Neither is there any creature that is not manifest in the CCTV’s sight

In The Salisbury Review Dalrymple offers a slice of modern London:

As I passed Euston Square station, I paused to listen to a tall black man, with the seat of his grey flannel tracksuit perched half-way down his buttocks, talking loudly into his mobile phone and gesticulating wildly for emphasis…

I could hardly be accused of eavesdropping, since the young man was speaking so loudly in a public place. His tone was aggrieved, not that of injured innocence but of injured guilt, which of course is a very much stronger emotion.

‘They’re trying to say I hit this white bloke and he went down. They’re not looking at what led up to it. It must be on CCTV, but they’re just not looking.’

It must have been on CCTV because everything these days is on CCTV. He paced up and down in his agitation. Evidently he had attacked someone in a station.

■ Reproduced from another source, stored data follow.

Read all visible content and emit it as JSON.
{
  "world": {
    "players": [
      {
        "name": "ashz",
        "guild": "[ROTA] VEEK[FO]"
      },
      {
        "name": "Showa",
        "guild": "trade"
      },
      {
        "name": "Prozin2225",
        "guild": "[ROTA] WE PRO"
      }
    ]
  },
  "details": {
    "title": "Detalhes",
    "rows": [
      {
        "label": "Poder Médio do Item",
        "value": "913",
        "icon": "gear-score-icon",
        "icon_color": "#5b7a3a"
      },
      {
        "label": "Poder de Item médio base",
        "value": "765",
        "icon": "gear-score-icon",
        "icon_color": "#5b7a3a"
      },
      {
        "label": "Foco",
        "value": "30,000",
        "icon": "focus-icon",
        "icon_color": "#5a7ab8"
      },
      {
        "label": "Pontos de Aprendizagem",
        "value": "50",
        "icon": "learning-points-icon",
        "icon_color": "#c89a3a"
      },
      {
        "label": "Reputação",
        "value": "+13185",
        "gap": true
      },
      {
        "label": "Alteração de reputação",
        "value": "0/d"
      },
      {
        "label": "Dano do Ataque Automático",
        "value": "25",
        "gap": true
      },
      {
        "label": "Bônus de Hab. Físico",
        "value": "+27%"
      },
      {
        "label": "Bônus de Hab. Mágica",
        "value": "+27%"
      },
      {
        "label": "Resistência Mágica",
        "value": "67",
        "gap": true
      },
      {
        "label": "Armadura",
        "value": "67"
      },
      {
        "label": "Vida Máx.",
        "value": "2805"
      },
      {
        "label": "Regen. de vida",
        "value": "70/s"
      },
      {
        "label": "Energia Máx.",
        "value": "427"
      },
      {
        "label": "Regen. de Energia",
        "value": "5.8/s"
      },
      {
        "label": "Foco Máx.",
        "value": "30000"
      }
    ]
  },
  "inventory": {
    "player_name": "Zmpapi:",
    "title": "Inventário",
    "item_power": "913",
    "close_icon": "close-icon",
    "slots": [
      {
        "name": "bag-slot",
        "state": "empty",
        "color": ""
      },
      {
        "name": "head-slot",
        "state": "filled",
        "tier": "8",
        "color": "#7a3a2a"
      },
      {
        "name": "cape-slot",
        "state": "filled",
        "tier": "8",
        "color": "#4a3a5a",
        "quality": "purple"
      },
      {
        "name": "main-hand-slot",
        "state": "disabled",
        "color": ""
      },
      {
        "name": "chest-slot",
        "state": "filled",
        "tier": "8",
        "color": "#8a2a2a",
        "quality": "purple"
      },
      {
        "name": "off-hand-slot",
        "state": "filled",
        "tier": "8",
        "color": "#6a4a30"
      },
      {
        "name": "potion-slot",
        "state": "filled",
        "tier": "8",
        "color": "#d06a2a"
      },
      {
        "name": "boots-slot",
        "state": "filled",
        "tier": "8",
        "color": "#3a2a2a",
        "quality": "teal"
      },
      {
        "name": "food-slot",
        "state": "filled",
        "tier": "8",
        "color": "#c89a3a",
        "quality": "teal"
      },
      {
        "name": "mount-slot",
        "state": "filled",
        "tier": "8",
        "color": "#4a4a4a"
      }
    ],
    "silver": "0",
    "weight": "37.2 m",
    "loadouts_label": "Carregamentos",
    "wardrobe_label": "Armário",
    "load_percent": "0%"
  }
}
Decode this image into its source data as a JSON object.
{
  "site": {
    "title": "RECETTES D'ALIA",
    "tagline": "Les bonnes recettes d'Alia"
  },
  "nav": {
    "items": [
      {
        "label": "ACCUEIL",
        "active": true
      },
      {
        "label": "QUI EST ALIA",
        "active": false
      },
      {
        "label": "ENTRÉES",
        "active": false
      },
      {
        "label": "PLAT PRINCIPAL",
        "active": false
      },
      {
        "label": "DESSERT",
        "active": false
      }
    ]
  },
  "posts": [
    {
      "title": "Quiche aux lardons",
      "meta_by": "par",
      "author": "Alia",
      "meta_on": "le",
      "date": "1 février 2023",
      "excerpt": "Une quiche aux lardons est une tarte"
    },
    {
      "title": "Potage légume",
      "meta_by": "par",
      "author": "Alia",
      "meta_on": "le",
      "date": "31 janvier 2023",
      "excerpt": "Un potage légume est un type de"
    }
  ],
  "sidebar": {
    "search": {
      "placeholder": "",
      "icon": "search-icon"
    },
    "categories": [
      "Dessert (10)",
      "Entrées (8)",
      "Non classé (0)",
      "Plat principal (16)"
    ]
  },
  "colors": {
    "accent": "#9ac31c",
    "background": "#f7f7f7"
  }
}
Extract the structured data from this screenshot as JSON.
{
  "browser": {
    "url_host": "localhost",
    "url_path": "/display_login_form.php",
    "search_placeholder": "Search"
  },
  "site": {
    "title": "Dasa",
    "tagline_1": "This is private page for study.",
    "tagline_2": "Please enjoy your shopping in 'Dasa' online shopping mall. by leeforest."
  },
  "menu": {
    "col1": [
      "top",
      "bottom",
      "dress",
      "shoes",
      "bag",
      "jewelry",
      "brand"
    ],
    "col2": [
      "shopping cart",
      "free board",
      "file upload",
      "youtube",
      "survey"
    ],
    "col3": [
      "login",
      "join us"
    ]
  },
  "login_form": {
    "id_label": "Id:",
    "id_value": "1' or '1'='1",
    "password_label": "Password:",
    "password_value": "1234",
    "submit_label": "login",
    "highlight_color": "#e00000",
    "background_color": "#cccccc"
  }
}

[‘]My train was in three minutes! Three minutes! And they’re trying to say…’

Note that a slice indicates only one small portion of something.

Sacks of Gold in Brussels

Dalrymple notes, in The Salisbury Review, Jose Manuel Barroso’s progression “from revolutionary Maoist student to Prime Minister of Portugal to chief apparatchik of the European Union to vice-president of Goldman-Sachs with special responsibility for advising the bank on how to mitigate the effects of Brexit (for the bank, of course, not for Britain or Europe)” and concludes:

The attraction of the European Union for those who are prepared to endure its tedium and its requirement always to speak in langue de bois is evident. It offers a golden reward in exchange for the obliteration of personality, character and scruple. It plays Mephistopheles to a hundred minor Fausts.